Low Point – Jeff Petry
Has any player in recent memory had such a stunning drop in performance in just one season than Jeff Petry? In the four seasons before 2021-22, Petry has never produced less than 40 points, boasting a Corsi for percentage of over 53 (a positive rate of puck possession) while averaging 23 minutes of ice time per game. He was a key component of the Canadiens’ defense for several years, able to pick up the slack as the top defenceman when Weber missed time with injury a few seasons ago.
This season, Petry has been a shell of a player. He has been less willing to go into the corners to retrieve the puck, taking only 50 hits this season compared to 85 in 2020-21. His unwillingness to pay the price is also seen in fewer blocked shots, 31, down from 48 last season. His apathy reached its lowest point when he failed to act after his goaltender, Samuel Montembeault, got hit from behind by Edmonton Oilers forward Zach Kassian.
RDS has since reported that Petry has asked for a trade. It makes sense; he has played like someone who doesn’t want to be in this situation. Ultimately, if he does want to be traded, he has to find a way to focus and play to his abilities because otherwise, no team will want to add him to their roster, and Hughes will not sell an important piece of this team for what he considers below market value, especially when right-handed puck-moving defencemen are in high demand.
High Point – Laval Rocket
With call-ups, injuries, and roster upheaval, an NHL club often needs to poach from their minor league affiliates, and there’s a trickle-down effect that negatively impacts American Hockey League (AHL) teams. However, that hasn’t been the case in Laval, thanks to head coach Jean-Francois Houle. Despite losing all of his best players to NHL call-ups, he managed to ice a competitive team. He kept his players focused, motivated, and willing to buy into his team identity as a hard-working team focused on constant pressure in pursuit of puck possession or with possession.
In only his first season, his focus has the Laval Rocket ranked fourth in the North Division (as of Feb. 2) with a .571 winning percentage, which is very impressive considering his roster has mostly been built with ECHL call-ups supported by a handful of AHL veterans and led offensively by the Canadiens’ 2018 second-round pick, Jesse Ylonen.
More importantly, as those AHL regulars begin to return from Montreal, Houle has shown he can re-integrate them seamlessly; Laval has a 7-3 record in their last 10 games.

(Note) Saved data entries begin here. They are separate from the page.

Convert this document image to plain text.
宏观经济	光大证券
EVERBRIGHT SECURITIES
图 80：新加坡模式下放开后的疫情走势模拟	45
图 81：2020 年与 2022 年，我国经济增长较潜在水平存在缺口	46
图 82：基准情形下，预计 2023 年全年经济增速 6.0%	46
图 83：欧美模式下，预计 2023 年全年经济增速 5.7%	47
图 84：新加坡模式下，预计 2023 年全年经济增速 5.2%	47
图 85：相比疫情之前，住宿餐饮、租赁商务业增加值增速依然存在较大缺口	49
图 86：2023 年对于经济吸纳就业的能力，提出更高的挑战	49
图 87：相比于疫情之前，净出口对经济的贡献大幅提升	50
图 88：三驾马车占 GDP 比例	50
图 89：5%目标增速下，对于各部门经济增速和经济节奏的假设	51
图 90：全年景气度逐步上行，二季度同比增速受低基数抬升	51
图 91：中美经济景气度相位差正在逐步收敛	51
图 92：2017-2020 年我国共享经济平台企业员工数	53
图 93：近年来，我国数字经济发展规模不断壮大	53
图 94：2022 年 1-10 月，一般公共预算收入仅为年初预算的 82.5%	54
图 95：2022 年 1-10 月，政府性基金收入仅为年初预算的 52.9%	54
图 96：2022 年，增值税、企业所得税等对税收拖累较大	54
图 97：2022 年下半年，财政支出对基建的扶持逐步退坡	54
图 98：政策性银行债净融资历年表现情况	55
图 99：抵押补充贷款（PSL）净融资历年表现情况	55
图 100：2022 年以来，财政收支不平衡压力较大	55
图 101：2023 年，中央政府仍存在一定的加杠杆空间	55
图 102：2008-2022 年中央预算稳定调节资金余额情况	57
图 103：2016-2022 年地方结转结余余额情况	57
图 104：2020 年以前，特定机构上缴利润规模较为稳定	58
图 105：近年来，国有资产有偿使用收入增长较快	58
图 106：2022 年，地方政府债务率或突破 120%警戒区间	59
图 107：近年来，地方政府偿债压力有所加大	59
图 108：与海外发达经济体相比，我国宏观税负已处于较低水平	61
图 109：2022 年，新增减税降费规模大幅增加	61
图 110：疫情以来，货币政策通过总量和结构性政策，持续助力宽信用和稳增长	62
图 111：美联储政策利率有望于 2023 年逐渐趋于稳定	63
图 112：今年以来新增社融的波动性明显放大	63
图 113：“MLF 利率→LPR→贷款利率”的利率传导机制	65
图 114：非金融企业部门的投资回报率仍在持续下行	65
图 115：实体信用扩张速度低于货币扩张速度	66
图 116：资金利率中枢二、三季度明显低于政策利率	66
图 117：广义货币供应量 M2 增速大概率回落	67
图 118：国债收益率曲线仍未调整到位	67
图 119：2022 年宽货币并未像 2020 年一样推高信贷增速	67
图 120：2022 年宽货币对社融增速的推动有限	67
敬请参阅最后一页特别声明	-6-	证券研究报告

This should give management a positive outlook for the Rocket – they will not only compete for a playoff position but should be able to win a round or two, which the Habs’ young prospects with valuable experience.
I could have included many, many, many negative points and maybe even one or two more positives. However, we all know that the Canadiens are on a path to the bottom of the standings. Fans can hope that some adjustments will be made to make them more competitive, or at the very least, more entertaining. In the meantime, we can focus on the future and what the new management team will provide; a short retooling plan or perhaps a long rebuild. Either way, Molson has rolled the dice, and now we will wait to see if the gamble comes up a winner.